Leonardo DiCaprio, who not long ago mistook an Alberta chinook for "terrifying" evidence of climate change, was preaching to the Armani-shirted in Davos last week about the greed of oil companies at whose feet the destruction of the planet must squarely be laid.
"Our planet cannot be saved unless we leave fossil fuels in the ground where they belong," the actor told a crowd that included Prime Minister Justin Trudeau, who spent his week in the Swiss Alps building his own brand – and Canada's – as a resourceful, rather than resource-full, country.
In the face of this self-congratulation and sycophancy, it takes a certain ballsiness to challenge the notions that the world is on the cusp of a fossil-fuel-free future, that Canada is suddenly a post-resource economy and that all oil extraction is inherently evil, environmentally unpardonable and economically backward.

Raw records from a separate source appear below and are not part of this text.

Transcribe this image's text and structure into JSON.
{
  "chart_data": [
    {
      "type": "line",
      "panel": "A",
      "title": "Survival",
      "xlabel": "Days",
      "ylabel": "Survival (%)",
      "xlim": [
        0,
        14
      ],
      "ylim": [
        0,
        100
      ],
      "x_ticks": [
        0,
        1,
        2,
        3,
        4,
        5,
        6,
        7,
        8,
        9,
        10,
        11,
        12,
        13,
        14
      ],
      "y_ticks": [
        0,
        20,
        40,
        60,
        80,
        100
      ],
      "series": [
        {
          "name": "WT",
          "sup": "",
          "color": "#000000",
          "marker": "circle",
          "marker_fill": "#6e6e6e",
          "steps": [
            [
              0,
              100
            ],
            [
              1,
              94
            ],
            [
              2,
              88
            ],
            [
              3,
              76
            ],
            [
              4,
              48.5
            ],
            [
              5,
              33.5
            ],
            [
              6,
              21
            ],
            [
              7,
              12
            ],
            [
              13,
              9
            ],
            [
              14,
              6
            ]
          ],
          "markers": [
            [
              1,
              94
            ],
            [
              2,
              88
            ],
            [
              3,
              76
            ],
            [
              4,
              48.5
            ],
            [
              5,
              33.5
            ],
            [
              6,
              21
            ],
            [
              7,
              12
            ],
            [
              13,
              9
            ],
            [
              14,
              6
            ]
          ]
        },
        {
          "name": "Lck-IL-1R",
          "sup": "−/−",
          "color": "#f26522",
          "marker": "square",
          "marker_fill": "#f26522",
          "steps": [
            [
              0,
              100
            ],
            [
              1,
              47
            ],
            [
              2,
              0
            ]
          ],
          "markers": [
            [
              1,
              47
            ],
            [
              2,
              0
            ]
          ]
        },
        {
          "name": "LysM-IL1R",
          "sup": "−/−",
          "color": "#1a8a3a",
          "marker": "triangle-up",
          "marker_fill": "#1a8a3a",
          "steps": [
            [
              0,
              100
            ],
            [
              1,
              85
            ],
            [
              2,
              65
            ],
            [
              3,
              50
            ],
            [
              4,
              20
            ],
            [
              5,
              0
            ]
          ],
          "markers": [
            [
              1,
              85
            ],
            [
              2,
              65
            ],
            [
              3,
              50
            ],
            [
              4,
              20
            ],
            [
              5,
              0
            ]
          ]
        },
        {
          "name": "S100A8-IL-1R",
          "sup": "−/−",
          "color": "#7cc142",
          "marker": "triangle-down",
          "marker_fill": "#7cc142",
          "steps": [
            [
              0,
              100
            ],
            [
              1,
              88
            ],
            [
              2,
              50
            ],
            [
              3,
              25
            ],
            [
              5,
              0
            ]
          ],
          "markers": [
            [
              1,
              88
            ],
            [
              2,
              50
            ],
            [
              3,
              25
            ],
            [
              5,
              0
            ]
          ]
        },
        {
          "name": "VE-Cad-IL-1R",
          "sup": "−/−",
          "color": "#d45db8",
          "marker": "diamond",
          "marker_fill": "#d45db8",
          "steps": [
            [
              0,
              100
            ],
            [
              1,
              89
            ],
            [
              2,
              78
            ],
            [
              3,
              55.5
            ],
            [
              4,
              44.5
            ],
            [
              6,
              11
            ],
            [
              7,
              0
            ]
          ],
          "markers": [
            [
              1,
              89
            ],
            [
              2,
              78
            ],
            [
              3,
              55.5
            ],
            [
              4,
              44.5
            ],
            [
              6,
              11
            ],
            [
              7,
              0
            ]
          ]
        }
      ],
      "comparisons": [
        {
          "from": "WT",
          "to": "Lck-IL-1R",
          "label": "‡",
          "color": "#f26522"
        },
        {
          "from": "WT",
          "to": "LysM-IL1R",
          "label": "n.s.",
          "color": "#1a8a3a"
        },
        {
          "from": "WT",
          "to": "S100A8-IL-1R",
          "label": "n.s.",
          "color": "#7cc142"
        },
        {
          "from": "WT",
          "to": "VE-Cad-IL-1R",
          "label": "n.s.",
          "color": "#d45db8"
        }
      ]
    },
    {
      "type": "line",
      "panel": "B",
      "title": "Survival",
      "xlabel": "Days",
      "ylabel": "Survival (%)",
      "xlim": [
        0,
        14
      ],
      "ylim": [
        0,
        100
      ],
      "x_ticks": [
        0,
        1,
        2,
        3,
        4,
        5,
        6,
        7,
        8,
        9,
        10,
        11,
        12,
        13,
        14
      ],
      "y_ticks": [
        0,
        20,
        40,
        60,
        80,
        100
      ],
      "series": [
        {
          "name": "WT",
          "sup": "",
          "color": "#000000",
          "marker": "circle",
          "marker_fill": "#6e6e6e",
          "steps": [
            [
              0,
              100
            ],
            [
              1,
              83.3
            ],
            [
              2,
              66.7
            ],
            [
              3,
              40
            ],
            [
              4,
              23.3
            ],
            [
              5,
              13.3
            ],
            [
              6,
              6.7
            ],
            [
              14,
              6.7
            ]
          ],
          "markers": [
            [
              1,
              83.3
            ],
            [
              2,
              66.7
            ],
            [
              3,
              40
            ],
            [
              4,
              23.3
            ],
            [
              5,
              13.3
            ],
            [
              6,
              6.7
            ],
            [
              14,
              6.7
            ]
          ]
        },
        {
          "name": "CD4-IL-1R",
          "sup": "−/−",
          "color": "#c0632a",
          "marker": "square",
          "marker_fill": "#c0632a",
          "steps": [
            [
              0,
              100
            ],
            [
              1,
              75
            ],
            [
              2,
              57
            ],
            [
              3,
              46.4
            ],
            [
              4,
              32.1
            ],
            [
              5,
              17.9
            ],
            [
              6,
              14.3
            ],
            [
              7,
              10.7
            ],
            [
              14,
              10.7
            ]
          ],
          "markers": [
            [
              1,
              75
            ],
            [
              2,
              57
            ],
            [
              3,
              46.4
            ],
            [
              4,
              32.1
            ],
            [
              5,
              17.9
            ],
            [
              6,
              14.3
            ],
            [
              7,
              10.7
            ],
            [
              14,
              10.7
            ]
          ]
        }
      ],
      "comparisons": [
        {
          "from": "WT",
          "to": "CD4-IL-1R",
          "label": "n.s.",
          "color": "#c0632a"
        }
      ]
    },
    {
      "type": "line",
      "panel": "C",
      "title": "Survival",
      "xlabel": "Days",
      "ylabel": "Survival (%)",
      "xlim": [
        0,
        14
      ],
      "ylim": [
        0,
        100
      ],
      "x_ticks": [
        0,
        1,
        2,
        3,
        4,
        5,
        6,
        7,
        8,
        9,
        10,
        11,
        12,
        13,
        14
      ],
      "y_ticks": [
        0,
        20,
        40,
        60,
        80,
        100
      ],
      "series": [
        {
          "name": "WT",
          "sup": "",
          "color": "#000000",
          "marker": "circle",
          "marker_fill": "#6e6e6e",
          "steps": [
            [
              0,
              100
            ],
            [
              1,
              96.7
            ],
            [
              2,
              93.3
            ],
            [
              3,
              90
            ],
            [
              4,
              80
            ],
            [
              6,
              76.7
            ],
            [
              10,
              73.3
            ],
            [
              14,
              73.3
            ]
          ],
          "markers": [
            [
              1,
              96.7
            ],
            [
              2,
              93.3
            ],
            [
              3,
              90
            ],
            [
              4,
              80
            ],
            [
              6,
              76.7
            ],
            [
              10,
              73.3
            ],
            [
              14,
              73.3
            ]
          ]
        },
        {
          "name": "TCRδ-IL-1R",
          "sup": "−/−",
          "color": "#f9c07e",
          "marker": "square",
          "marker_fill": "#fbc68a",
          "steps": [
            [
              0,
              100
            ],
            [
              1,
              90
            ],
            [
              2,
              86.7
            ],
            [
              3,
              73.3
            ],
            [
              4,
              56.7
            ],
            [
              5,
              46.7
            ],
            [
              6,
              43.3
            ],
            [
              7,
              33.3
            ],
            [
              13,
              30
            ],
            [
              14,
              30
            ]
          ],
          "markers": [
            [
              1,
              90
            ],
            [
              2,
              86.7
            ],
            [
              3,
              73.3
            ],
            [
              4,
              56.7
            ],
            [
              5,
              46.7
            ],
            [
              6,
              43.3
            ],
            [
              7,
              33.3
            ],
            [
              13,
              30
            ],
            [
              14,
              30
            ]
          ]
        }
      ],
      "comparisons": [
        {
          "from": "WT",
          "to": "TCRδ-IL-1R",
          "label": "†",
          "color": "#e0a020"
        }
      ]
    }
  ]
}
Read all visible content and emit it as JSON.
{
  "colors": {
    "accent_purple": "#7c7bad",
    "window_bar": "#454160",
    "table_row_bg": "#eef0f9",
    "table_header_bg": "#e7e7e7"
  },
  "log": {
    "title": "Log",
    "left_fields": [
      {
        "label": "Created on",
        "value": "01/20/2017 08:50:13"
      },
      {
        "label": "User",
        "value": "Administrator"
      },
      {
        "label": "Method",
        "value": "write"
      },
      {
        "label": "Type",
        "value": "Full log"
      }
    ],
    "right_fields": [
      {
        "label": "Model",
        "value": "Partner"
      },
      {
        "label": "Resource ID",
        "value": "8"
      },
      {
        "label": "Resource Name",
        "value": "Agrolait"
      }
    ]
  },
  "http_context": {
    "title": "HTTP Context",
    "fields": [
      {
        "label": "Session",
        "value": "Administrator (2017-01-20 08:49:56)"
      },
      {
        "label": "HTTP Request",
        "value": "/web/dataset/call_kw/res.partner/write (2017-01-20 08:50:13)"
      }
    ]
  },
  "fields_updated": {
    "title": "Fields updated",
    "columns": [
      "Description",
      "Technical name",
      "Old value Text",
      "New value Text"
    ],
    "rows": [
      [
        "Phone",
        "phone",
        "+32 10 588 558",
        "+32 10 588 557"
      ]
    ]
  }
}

Luckily, Naheed Nenshi was on hand to speak truth to star power. Canada, the Calgary Mayor said, is "a resource economy. Our biggest export is still energy and I do not see a path where that does not continue to be the case, so clearly we need to do what we can on market access."
There is not an honest politician in this country who does not know that statement to be true. Yet, plenty peddle the illusion to a receptive population that they are accelerating our transition to a fossil-free economy while doing little of substance to encourage the shift. They can't change the fact that there are no technologies cheap or dependable enough to supplant the internal combustion engine on a mass scale.
The opponents of projects aimed at transporting Alberta crude to tidewater believe they can change the course of science by blocking the Trans Mountain and Energy East pipelines, when the evidence suggests they will simply favour foreign producers and far riskier oil-by-rail transportation methods. They believe their cause to be virtuous, but threaten to do more harm than good.
Still, along with NIMBY opposition and First Nations sensitivities, they have made pipelines the kryptonite of Canadian politics. It's so much easier for politicians outside Alberta, Saskatchewan and New Brunswick to bow to NIMBY intimidation rather than engage in the hard pedagogy of explaining the straight line between Alberta's oil and the standard of living of every Canadian.
So it was no surprise to see 81 suburban mayors line up behind Montreal Mayor Denis Coderre last week to formally reject the $15.7-billion Energy East project that would carry Alberta bitumen and other oil grades to refineries in Quebec and New Brunswick, with a portion of its 1.1 million-barrel-a-day capacity likely slated for export to Europe and Asia.
"I made known our position of zero tolerance before the environmental risks that the transport of oil by pipeline represents," Mr. Coderre said. "Let's call a spade a spade: It's a bad project."
There is no politician in Quebec willing to take on that notion. National Energy Board data show that the 73,000 kilometres of existing oil pipelines in Canada move 99.999 per cent of their contents safely to destination, year after year. But Energy East is depicted in Quebec as an environmental time bomb whose rupture would irremediably wreck the Saint Lawrence River.
Quebec business groups and construction unions favour the project, insisting that Energy East would help the province's once thriving petrochemical industry boost its employment and competitiveness, while thousands of jobs would be created while the project is being built. With Enbridge's recently opened Line 9 project, TransCanada's Energy East would eliminate Quebec's dependence on foreign oil and create the potential for increased refining capacity in the province.
That is not enough to sway the politicians. Certainly not the Parti Québécois, whose natural resources critic echoed the Montreal mayor in saying: "Quebeckers should not pay the price for decisions made for the sole benefit of the rest of Canada." Not even the ebulliently federalist Liberal Premier Philippe Couillard, who has shown no sympathy for the nation-building argument.
Admittedly, Mr. Couillard is in a corner. Separatists have opportunistically aligned with the province's politically savvy environmentalists to campaign against Energy East. But the Premier's refusal to counter their anti-pipeline rhetoric fuels Western animosity toward Quebec, which is already festering amid demonization of the oil sands and Bombardier's request for more federal money.
"I trust Montreal area mayors will politely return their share of $10-billion in [Quebec] equalization payments supported by the West," Saskatchewan Premier Brad Wall tweeted.
Will this one nation-building project ultimately tear us apart?